Emma Francis is enrolled in the current Specialized High Skills Major in agriculture at Mitchell District High School.
Photo: Stew Slater
Community support is also essential for helping students meet the co-op requirements. Placements are typically offered in the form of either full-day or half-day credits. And the placements don’t necessarily have to fit into the 8:45-2:50 timeline of the school day.
“Our students don’t worry about having to get up and milk cows early in the morning,” Keller said. “We’ve got a great work ethic among our students.”
This program ties into the “Opportunity 2020” report published last year through the support of the municipalities within Perth County, the provincial government, and various social service agencies including the two main publicly funded school boards.
The report cites “a lack of awareness and misperceptions regarding the nature and importance of agricultural occupations, particularly among youth,” along with a concern among agriculture-sector employers about “a need to highlight the appealing aspects of agriculture not only as a job but also, as…a career path.”
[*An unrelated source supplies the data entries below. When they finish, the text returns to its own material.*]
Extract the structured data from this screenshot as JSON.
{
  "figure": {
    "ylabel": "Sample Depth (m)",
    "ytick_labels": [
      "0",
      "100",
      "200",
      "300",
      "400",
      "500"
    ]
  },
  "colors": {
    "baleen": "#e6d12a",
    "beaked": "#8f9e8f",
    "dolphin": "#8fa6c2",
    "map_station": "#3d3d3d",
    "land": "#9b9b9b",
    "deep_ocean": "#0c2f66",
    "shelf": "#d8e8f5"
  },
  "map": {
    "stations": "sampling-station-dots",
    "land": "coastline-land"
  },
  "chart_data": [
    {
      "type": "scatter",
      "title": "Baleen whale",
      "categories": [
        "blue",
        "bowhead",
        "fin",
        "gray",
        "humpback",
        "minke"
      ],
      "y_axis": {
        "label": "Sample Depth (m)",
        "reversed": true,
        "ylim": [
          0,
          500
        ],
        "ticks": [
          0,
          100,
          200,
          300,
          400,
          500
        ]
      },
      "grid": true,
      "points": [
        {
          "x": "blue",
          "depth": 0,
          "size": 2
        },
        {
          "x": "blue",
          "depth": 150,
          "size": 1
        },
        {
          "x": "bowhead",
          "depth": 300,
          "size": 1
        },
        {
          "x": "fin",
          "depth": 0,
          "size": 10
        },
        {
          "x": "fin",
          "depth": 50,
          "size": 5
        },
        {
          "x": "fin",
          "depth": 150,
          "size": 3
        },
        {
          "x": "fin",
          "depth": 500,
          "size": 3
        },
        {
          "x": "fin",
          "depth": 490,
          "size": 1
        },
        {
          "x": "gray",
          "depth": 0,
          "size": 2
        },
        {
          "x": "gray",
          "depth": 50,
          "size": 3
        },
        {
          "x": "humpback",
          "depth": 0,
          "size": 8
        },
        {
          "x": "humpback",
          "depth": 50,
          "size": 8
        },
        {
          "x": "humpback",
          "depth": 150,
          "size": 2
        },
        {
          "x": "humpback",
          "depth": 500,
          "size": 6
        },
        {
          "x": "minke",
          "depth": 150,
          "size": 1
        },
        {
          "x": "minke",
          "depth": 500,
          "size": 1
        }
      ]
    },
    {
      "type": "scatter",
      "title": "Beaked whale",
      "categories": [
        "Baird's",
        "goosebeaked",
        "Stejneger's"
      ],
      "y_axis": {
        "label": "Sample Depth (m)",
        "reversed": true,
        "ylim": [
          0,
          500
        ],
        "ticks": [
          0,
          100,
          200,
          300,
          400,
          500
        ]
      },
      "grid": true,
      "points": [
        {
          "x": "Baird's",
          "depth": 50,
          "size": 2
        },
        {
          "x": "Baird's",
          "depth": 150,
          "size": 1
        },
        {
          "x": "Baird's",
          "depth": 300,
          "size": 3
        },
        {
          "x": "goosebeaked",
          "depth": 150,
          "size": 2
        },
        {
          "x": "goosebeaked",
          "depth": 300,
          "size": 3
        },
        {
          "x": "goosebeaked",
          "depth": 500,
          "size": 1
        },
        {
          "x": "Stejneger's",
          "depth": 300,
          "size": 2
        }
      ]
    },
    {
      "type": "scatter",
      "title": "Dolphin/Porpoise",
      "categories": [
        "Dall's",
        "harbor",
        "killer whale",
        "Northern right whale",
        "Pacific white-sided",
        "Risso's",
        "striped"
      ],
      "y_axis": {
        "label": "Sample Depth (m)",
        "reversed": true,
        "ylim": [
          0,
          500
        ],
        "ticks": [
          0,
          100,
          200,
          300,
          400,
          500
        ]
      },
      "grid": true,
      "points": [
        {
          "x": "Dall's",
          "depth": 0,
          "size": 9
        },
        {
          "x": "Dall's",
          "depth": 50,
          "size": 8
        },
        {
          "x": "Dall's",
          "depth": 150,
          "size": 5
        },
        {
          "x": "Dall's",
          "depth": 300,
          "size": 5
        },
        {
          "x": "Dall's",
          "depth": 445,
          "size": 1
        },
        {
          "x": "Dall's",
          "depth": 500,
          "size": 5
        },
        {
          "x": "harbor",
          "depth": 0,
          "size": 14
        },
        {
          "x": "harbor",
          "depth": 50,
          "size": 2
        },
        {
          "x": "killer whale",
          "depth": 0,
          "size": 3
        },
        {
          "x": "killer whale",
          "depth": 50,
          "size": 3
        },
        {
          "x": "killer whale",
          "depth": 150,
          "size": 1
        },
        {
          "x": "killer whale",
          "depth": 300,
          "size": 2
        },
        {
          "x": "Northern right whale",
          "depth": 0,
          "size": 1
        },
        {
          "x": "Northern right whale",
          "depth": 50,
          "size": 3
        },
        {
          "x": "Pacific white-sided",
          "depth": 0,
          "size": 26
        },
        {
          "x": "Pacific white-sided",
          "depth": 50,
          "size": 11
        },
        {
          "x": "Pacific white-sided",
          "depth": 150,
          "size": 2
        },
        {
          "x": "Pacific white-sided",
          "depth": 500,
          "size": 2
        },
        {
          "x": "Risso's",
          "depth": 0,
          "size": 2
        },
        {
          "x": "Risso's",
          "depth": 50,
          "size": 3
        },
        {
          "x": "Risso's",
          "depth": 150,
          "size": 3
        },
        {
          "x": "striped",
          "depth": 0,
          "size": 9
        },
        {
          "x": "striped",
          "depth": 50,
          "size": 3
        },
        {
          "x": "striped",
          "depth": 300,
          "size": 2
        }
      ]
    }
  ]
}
“This program fits right in with that,” Baker said, adding she recently met with a group of Grade 9 students and showed them a resume from a student who had graduated with an Agriculture SHSM designation. It included the certifications and training undertaken by the student as part of the program. “I said, if you were the employer, who would you want to hire, based on the first glance at the resumes?”
The answer, Baker believes, was clear. And, with the planned enhancements to Mitchel District High School’s Agriculture SHSM for next fall, she hopes even more Grade 11 students from a wider region will take advantage of the program.